Zacznijmy od klasyki. Spódnica ołówkowa to coś, co powinno znaleźć się w szafie każdej kobiety. Choć kojarzona jest z biurową klasyką i jej wariant elegancki jest najbardziej popularny, można nosić ją na wiele sposobów. Modne są na przykład spódnice ołówkowe uszyte z mniej klasycznych materiałów, na przykład połyskliwych czy wręcz z cekinów. Wbrew pozorom nie musimy ich zakładać na wieczór – dziś modne jest miksowanie trendów, dlatego cekinowa spódnica ołówkowa świetnie będzie wyglądała z butami sportowymi i bluzą z kapturem – niebanalne i świeże zestawienia są w cenie. Największą zaletą spódnic ołówkowych jest to, że fantastycznie modelują kobiecą sylwetkę. U kobiet o chłopięcej sylwetce optycznie poszerzają biodra, u tych o sylwetce pełnej – wysmuklają sylwetkę i podkreślają kształty klepsydry. Najmodniejsze dziś spódnice ołówkowe mają podwyższany stan – niekiedy góra ubrania przypomina wręcz pas gorsetowy. Kiedyś pokutował mit, że spódnice ołówkowe przeznaczone są tylko dla kobiet wysokich. Jednak niskie panie będą w nich wyglądały równie dobrze, jeśli tylko odpowiednio dobiorą spódnicę (nie powinna być zbyt długa) i zestawią ją z butami na wysokim obcasie.

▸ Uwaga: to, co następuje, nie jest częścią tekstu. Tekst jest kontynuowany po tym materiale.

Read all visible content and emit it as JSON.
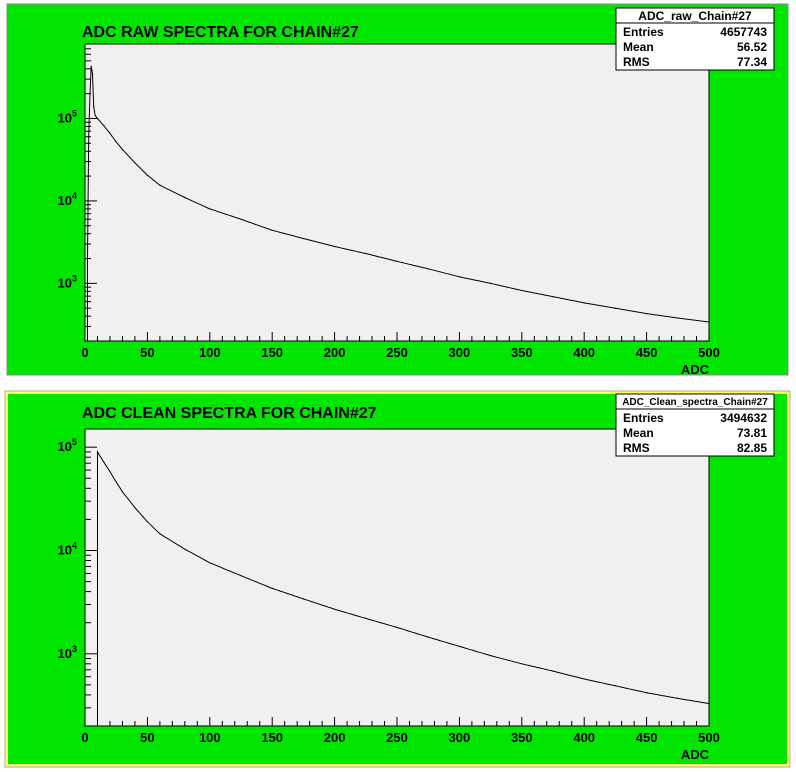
{
  "colors": {
    "pad": "#00e600",
    "frame": "#f0f0f0",
    "line": "#000000"
  },
  "panels": [
    {
      "title": "ADC RAW SPECTRA FOR CHAIN#27",
      "xlabel": "ADC",
      "stats": {
        "name": "ADC_raw_Chain#27",
        "rows": [
          {
            "label": "Entries",
            "value": "4657743"
          },
          {
            "label": "Mean",
            "value": "56.52"
          },
          {
            "label": "RMS",
            "value": "77.34"
          }
        ]
      }
    },
    {
      "title": "ADC CLEAN SPECTRA FOR CHAIN#27",
      "xlabel": "ADC",
      "stats": {
        "name": "ADC_Clean_spectra_Chain#27",
        "rows": [
          {
            "label": "Entries",
            "value": "3494632"
          },
          {
            "label": "Mean",
            "value": "73.81"
          },
          {
            "label": "RMS",
            "value": "82.85"
          }
        ]
      }
    }
  ],
  "chart_data": [
    {
      "type": "line",
      "title": "ADC RAW SPECTRA FOR CHAIN#27",
      "xlabel": "ADC",
      "ylabel": "",
      "xlim": [
        0,
        500
      ],
      "ylim": [
        200,
        800000
      ],
      "yscale": "log",
      "grid": false,
      "xticks": [
        "0",
        "50",
        "100",
        "150",
        "200",
        "250",
        "300",
        "350",
        "400",
        "450",
        "500"
      ],
      "yticks": [
        1000,
        10000,
        100000
      ],
      "series": [
        {
          "x": [
            2,
            3,
            4,
            5,
            6,
            7,
            8,
            10,
            15,
            20,
            25,
            30,
            40,
            50,
            60,
            80,
            100,
            125,
            150,
            175,
            200,
            225,
            250,
            275,
            300,
            325,
            350,
            375,
            400,
            425,
            450,
            475,
            500
          ],
          "values": [
            2000,
            60000,
            200000,
            430000,
            350000,
            140000,
            110000,
            100000,
            82000,
            66000,
            52000,
            42000,
            29000,
            20500,
            15500,
            11000,
            8000,
            6000,
            4400,
            3500,
            2800,
            2300,
            1850,
            1500,
            1200,
            1000,
            820,
            690,
            580,
            500,
            430,
            380,
            340
          ]
        }
      ]
    },
    {
      "type": "line",
      "title": "ADC CLEAN SPECTRA FOR CHAIN#27",
      "xlabel": "ADC",
      "ylabel": "",
      "xlim": [
        0,
        500
      ],
      "ylim": [
        200,
        150000
      ],
      "yscale": "log",
      "grid": false,
      "xticks": [
        "0",
        "50",
        "100",
        "150",
        "200",
        "250",
        "300",
        "350",
        "400",
        "450",
        "500"
      ],
      "yticks": [
        1000,
        10000,
        100000
      ],
      "series": [
        {
          "x": [
            10,
            11,
            15,
            20,
            25,
            30,
            40,
            50,
            60,
            80,
            100,
            125,
            150,
            175,
            200,
            225,
            250,
            275,
            300,
            325,
            350,
            375,
            400,
            425,
            450,
            475,
            500
          ],
          "values": [
            90000,
            86000,
            72000,
            58000,
            46000,
            37000,
            26000,
            19000,
            14500,
            10300,
            7600,
            5700,
            4300,
            3400,
            2700,
            2200,
            1800,
            1450,
            1180,
            960,
            800,
            680,
            570,
            490,
            420,
            370,
            330
          ]
        }
      ]
    }
  ]
}
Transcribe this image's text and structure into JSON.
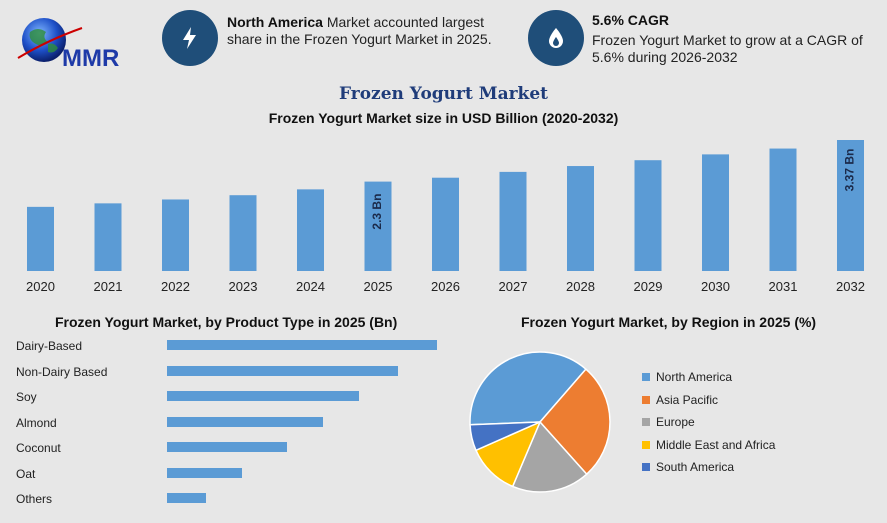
{
  "logo": {
    "text": "MMR",
    "icon": "globe-icon"
  },
  "info_cards": [
    {
      "icon": "lightning-icon",
      "bold": "North America",
      "text": " Market accounted largest share in the Frozen Yogurt Market in 2025."
    },
    {
      "icon": "flame-drop-icon",
      "bold": "5.6% CAGR",
      "text": "Frozen Yogurt Market to grow at a CAGR of 5.6% during 2026-2032"
    }
  ],
  "main_title": "Frozen Yogurt Market",
  "colors": {
    "bar": "#5b9bd5",
    "accent": "#1f4e79",
    "title": "#1f3c7a"
  },
  "chart_data": [
    {
      "type": "bar",
      "title": "Frozen Yogurt Market size in USD Billion (2020-2032)",
      "categories": [
        "2020",
        "2021",
        "2022",
        "2023",
        "2024",
        "2025",
        "2026",
        "2027",
        "2028",
        "2029",
        "2030",
        "2031",
        "2032"
      ],
      "values": [
        1.65,
        1.74,
        1.84,
        1.95,
        2.1,
        2.3,
        2.4,
        2.55,
        2.7,
        2.85,
        3.0,
        3.15,
        3.37
      ],
      "data_labels": {
        "5": "2.3 Bn",
        "12": "3.37 Bn"
      },
      "ylim": [
        0,
        3.37
      ],
      "grid": false
    },
    {
      "type": "bar",
      "orientation": "horizontal",
      "title": "Frozen Yogurt Market, by Product Type in 2025 (Bn)",
      "categories": [
        "Dairy-Based",
        "Non-Dairy Based",
        "Soy",
        "Almond",
        "Coconut",
        "Oat",
        "Others"
      ],
      "values": [
        0.9,
        0.77,
        0.64,
        0.52,
        0.4,
        0.25,
        0.13
      ],
      "grid": false
    },
    {
      "type": "pie",
      "title": "Frozen Yogurt Market, by Region in 2025 (%)",
      "categories": [
        "North America",
        "Asia Pacific",
        "Europe",
        "Middle East and Africa",
        "South America"
      ],
      "values": [
        37,
        27,
        18,
        12,
        6
      ],
      "colors": [
        "#5b9bd5",
        "#ed7d31",
        "#a5a5a5",
        "#ffc000",
        "#4472c4"
      ],
      "legend": "right"
    }
  ]
}
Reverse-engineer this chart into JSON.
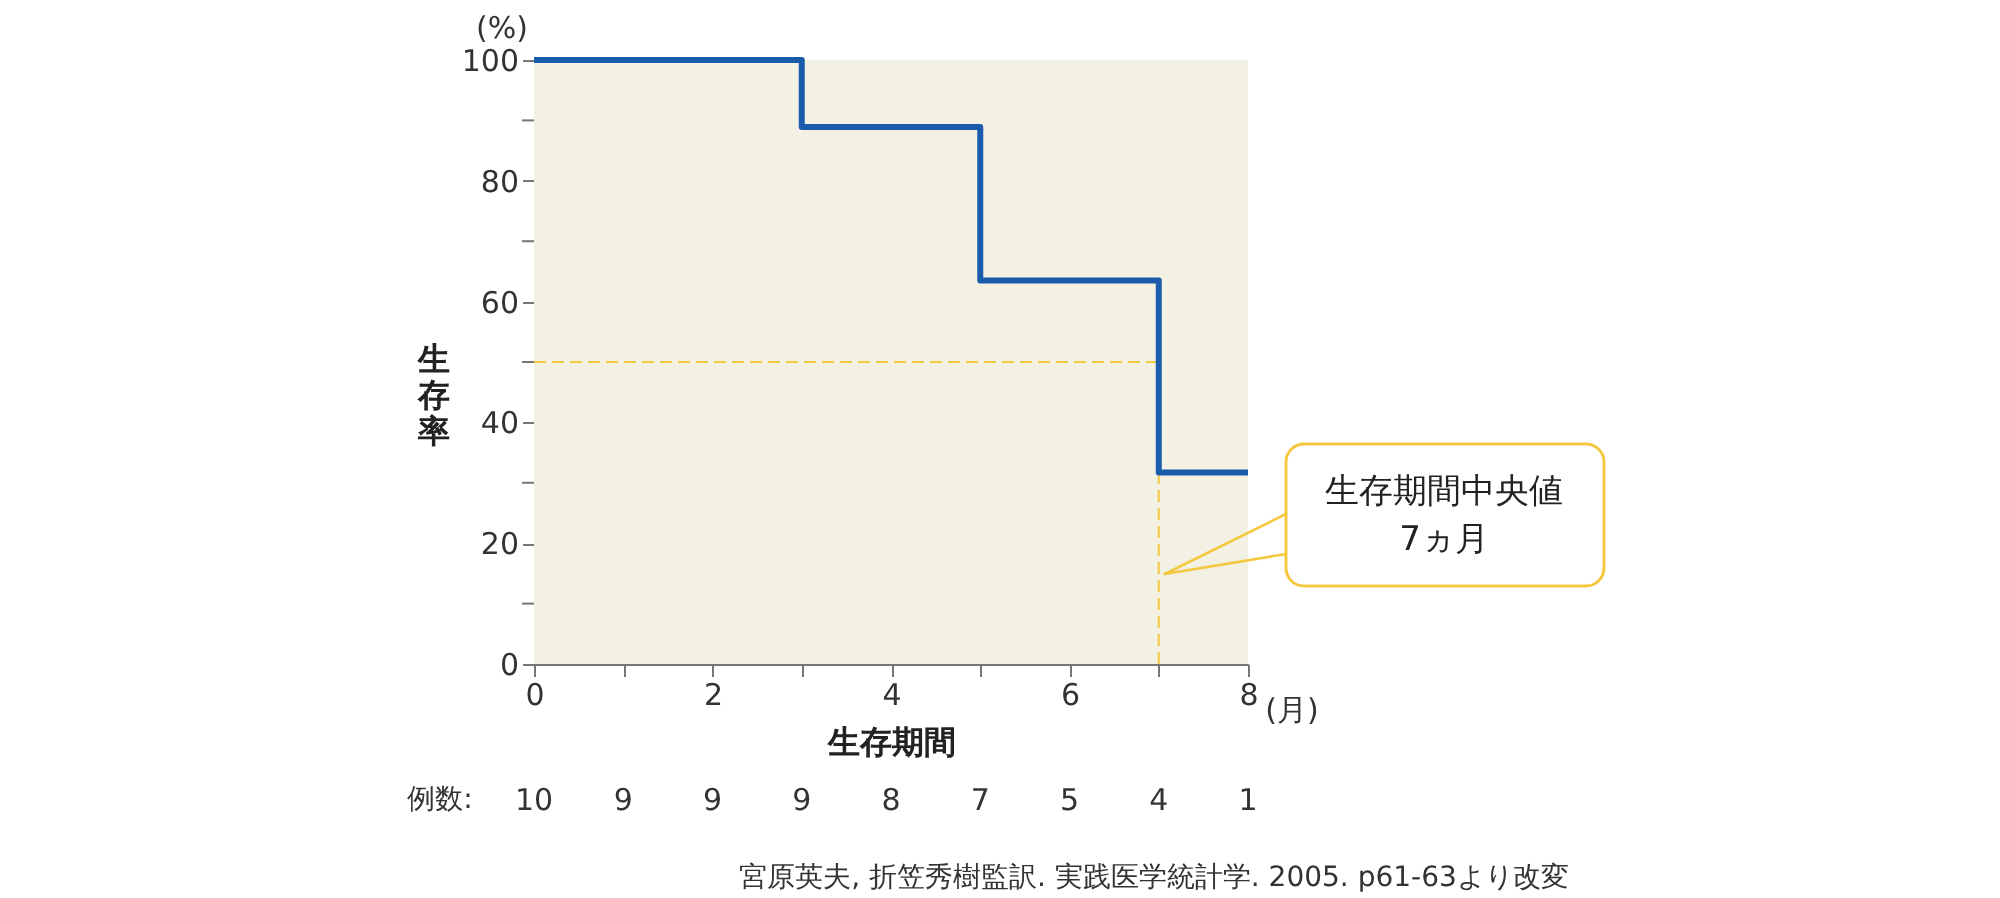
{
  "chart_data": {
    "type": "step",
    "xlabel": "生存期間",
    "ylabel": "生存率",
    "x": [
      0,
      3,
      5,
      7,
      8
    ],
    "series": [
      {
        "color": "#1a5cab",
        "values": [
          100,
          88.9,
          63.5,
          31.7,
          31.7
        ]
      }
    ],
    "xlim": [
      0,
      8
    ],
    "ylim": [
      0,
      100
    ],
    "xticks": [
      0,
      {
        "value": 1,
        "label": null
      },
      2,
      {
        "value": 3,
        "label": null
      },
      4,
      {
        "value": 5,
        "label": null
      },
      6,
      {
        "value": 7,
        "label": null
      },
      8
    ],
    "yticks": [
      0,
      {
        "value": 10,
        "label": null
      },
      20,
      {
        "value": 30,
        "label": null
      },
      40,
      {
        "value": 50,
        "label": null
      },
      60,
      {
        "value": 70,
        "label": null
      },
      80,
      {
        "value": 90,
        "label": null
      },
      100
    ],
    "ref_lines": [
      {
        "axis": "y",
        "value": 50,
        "color": "#f5c842",
        "line_style": "dashed"
      },
      {
        "axis": "x",
        "value": 7,
        "color": "#f5c842",
        "line_style": "dashed"
      }
    ],
    "annotations": [
      "(%)",
      "(月)",
      "例数:",
      "生存期間中央値\n7ヵ月",
      "10",
      "9",
      "9",
      "9",
      "8",
      "7",
      "5",
      "4",
      "1",
      "宮原英夫, 折笠秀樹監訳. 実践医学統計学. 2005. p61-63より改変"
    ],
    "grid": false,
    "marker": "none",
    "line_style": "solid"
  }
}
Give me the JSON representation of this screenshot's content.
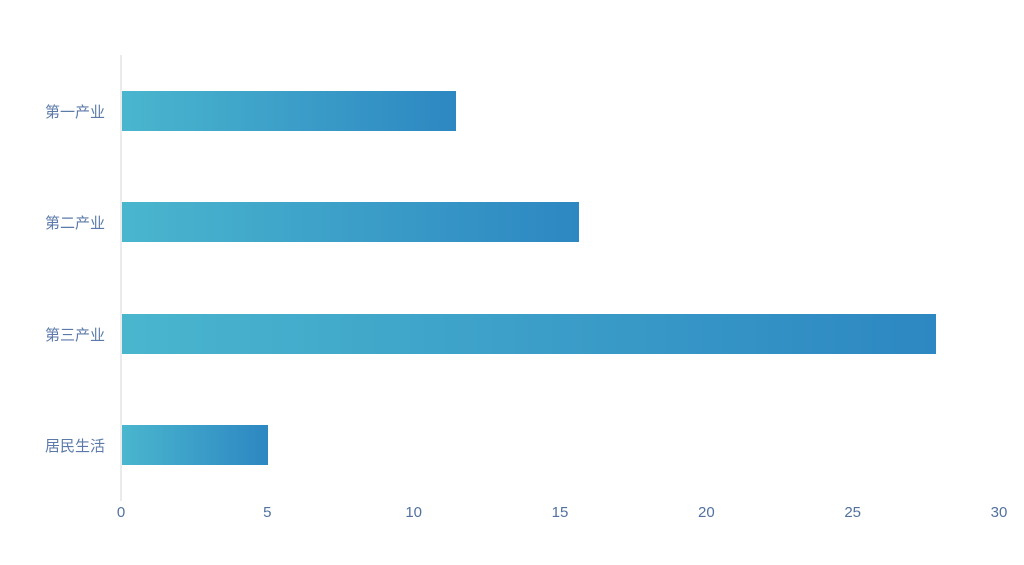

Rozkloszowana spódnica z kontrafałdą to kolejny klasyk, który warto mieć w szafie. Cechy charakterystyczne? Dopasowana w talii i rozszerzająca się na biodrach. Szyta jest z zwykle z koła lub jego połowy, delikatnie układa się w fałdy i miękko opływa sylwetkę. Długość? Klasyczna sięga nieco za kolana, dzięki czemu eksponuje szczupłe łydki, pozwoli za to ukryć masywniejsze biodra i uda, co jest istotne dla wielu kobiet. Jeśli lubimy fasony retro, możemy postawić na model sięgający do połowy łydki, jednak jest to opcja raczej dla smukłych i wysokich pań. To, co najmodniejsze to dziś kolor i rodzaj materiału. Rozkloszowana spódnica uszyta ze skóry lub jej imitacji idealnie pasuje do stylizacji z rockowym pazurem – z ramoneską stworzy duet idealny. Można też przełamać tę konwencję, łącząc ją z czarną klasyczną koszulą – wówczas uzyskamy stylizację nieoczywistą, którą śmiało możemy włożyć do pracy, jeśli tylko nie obowiązuje nas ścisły dress code biurowy.
Hitem są rozkloszowane spódnice z połyskliwego materiału – złote i srebrne. Przewrotnie nosimy je w ciągu dnia zestawiając z bardziej stonowanymi i sportowymi częściami garderoby. Choć oczywiście możemy też włożyć taką spódnicę w wariancie eleganckim – sprawdzi się na świątecznym przyjęciu w pracy czy wieczornym wyjściu – efektowna, ale mniej strojna niż suknia wieczorowa.